A seven-year-old girl in Alabama has died after contracting a virus from a mosquito that leads to life-threatening brain swelling.
The second-grader, who has not been named, became infected with eastern equine encephalitis (EEE) — a rare virus that kills up to one in three of those it infects.
The fatality marks the first reported death linked to the virus in Alabama this year and the second case statewide, after another was also detected in Spanish Fort, an Alabama city on the Gulf Coast.
The virus was also detected in horses in New York this year, although no cases have appeared in humans.
The cases of EEE follow multiple diagnoses of locally-transmitted malaria, another mosquito-born disease, which were detected in Florida and Texas this year. Additionally, two people in Michigan tested positive for the rare mosquito-carried ‘Jamestown Canyon virus’.
The girl, who has not been named, contracted eastern equine encephalitis (EEE) from a mosquito bite — a rare virus that kills up to one in three of those it infects. Mosquitoes pick up the virus from birds (stock image)

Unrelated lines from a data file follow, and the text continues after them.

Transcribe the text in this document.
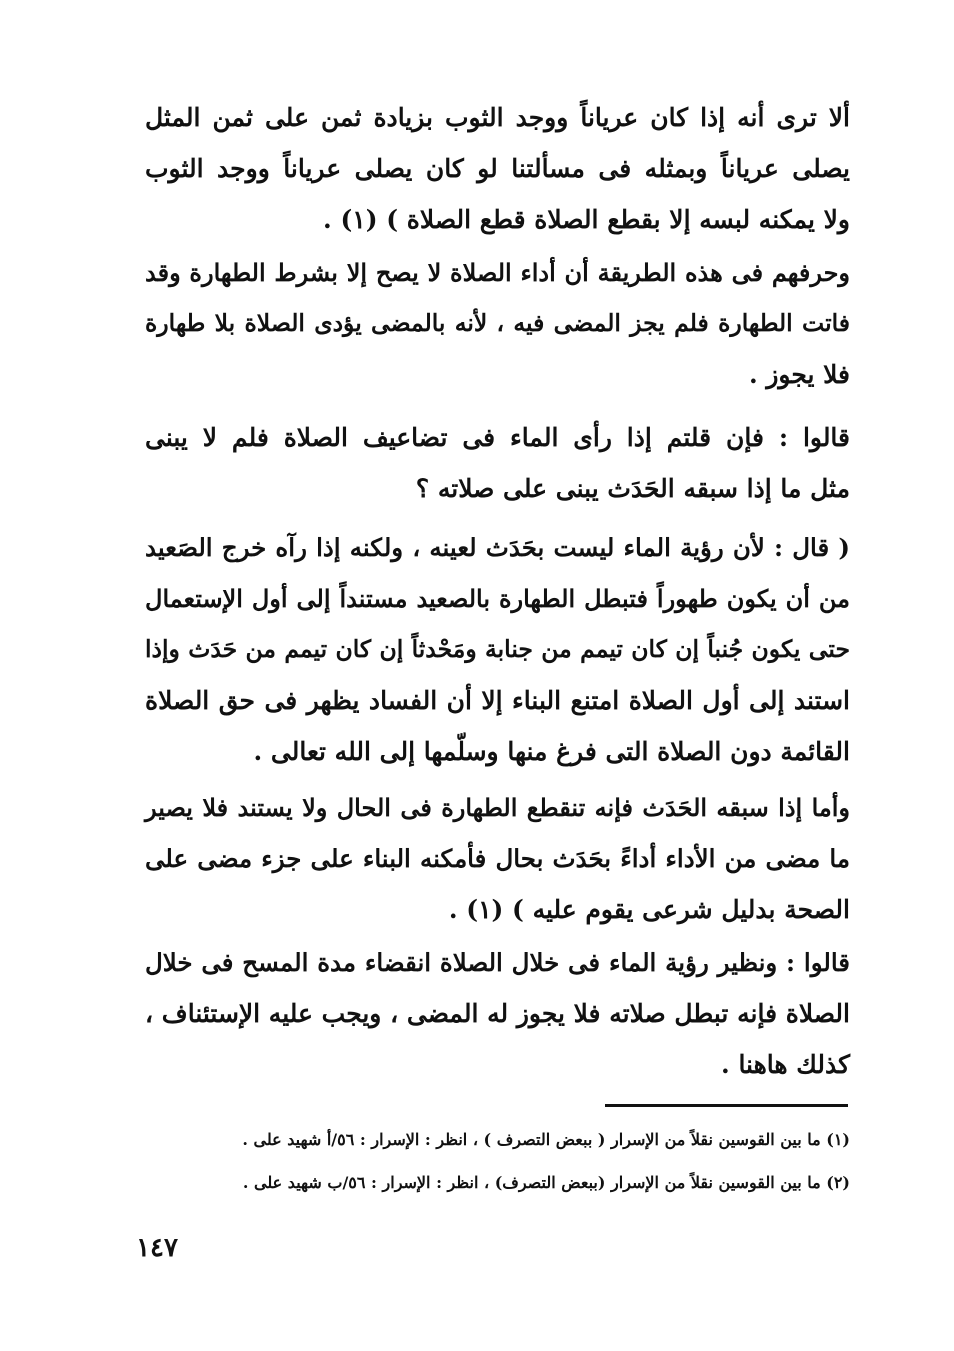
ألا ترى أنه إذا كان عرياناً ووجد الثوب بزيادة ثمن على ثمن المثل
يصلى عرياناً وبمثله فى مسألتنا لو كان يصلى عرياناً ووجد الثوب
ولا يمكنه لبسه إلا بقطع الصلاة قطع الصلاة ) (١) .
وحرفهم فى هذه الطريقة أن أداء الصلاة لا يصح إلا بشرط الطهارة وقد
فاتت الطهارة فلم يجز المضى فيه ، لأنه بالمضى يؤدى الصلاة بلا طهارة
فلا يجوز .
قالوا : فإن قلتم إذا رأى الماء فى تضاعيف الصلاة فلم لا يبنى
مثل ما إذا سبقه الحَدَث يبنى على صلاته ؟
( قال : لأن رؤية الماء ليست بحَدَث لعينه ، ولكنه إذا رآه خرج الصَعيد
من أن يكون طهوراً فتبطل الطهارة بالصعيد مستنداً إلى أول الإستعمال
حتى يكون جُنباً إن كان تيمم من جنابة ومَحْدثاً إن كان تيمم من حَدَث وإذا
استند إلى أول الصلاة امتنع البناء إلا أن الفساد يظهر فى حق الصلاة
القائمة دون الصلاة التى فرغ منها وسلّمها إلى الله تعالى .
وأما إذا سبقه الحَدَث فإنه تنقطع الطهارة فى الحال ولا يستند فلا يصير
ما مضى من الأداء أداءً بحَدَث بحال فأمكنه البناء على جزء مضى على
الصحة بدليل شرعى يقوم عليه ) (١) .
قالوا : ونظير رؤية الماء فى خلال الصلاة انقضاء مدة المسح فى خلال
الصلاة فإنه تبطل صلاته فلا يجوز له المضى ، ويجب عليه الإستئناف ،
كذلك هاهنا .
(١) ما بين القوسين نقلاً من الإسرار ( ببعض التصرف ) ، انظر : الإسرار : ٥٦/أ شهيد على .
(٢) ما بين القوسين نقلاً من الإسرار (ببعض التصرف) ، انظر : الإسرار : ٥٦/ب شهيد على .
١٤٧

The girl’s fatality was announced by Alabama’s Department of Public Health, which said the infection had taken place over the past few weeks.
The second EEE patient was also infected around the same time, the department said, and also lived within Spanish Fort.
EEE is a rare disease, with only about 11 cases reported annually in the US, according to the Centers for Disease Control and Prevention (CDC).
The virus is picked up by mosquitoes when they bite birds, which carry the virus but have no symptoms. The insects then transmit the virus to humans when they bite them.
It gets its name from the infection it causes in horses, which can lead to severe neurological symptoms like walking around in circles and pressing their heads against walls or other objects.
Humans who are infected start to show symptoms about four to ten days after contracting the virus.
The infection may begin with symptoms like a sudden onset of a headache, high fever, chills and vomiting.
In severe cases, EEE can progress to disorientation, seizures, encephalitis — inflammation of the brain — and a coma.
There are no vaccines or cures for the disease, instead doctors rely on a variety of treatments to manage symptoms and help patients.
The CDC says about 30 percent of patients die from the disease. In horses, this rate rises to as high as 95 percent.
People under 15 years old and over 50 years old are particularly at risk of death from the disease.
In response to the cases in Spanish Fort, authorities are spraying insecticide in an attempt to kill mosquitoes that could be carrying the virus.
Mike McMillan, the mayor of Spanish Fort said in a meeting this week the town was already spraying areas once a week to kill mosquitoes, AL.com reports.
But, he added, they could not do this more regularly in case insects developed resistance — which would ‘defeat the purpose’.
Efforts to kill the mosquitoes are being complicated by the fact the city is not sure which species of the insect is carrying the infection. They have placed traps this week to catch mosquitoes so they can be tested for the virus.
Mr McMillan said: ‘We are adjacent to a swamp, the Delta. There are a lot of different breeds of mosquitos’.
He added: ‘We are doing all we can do until we get a determination of the species’.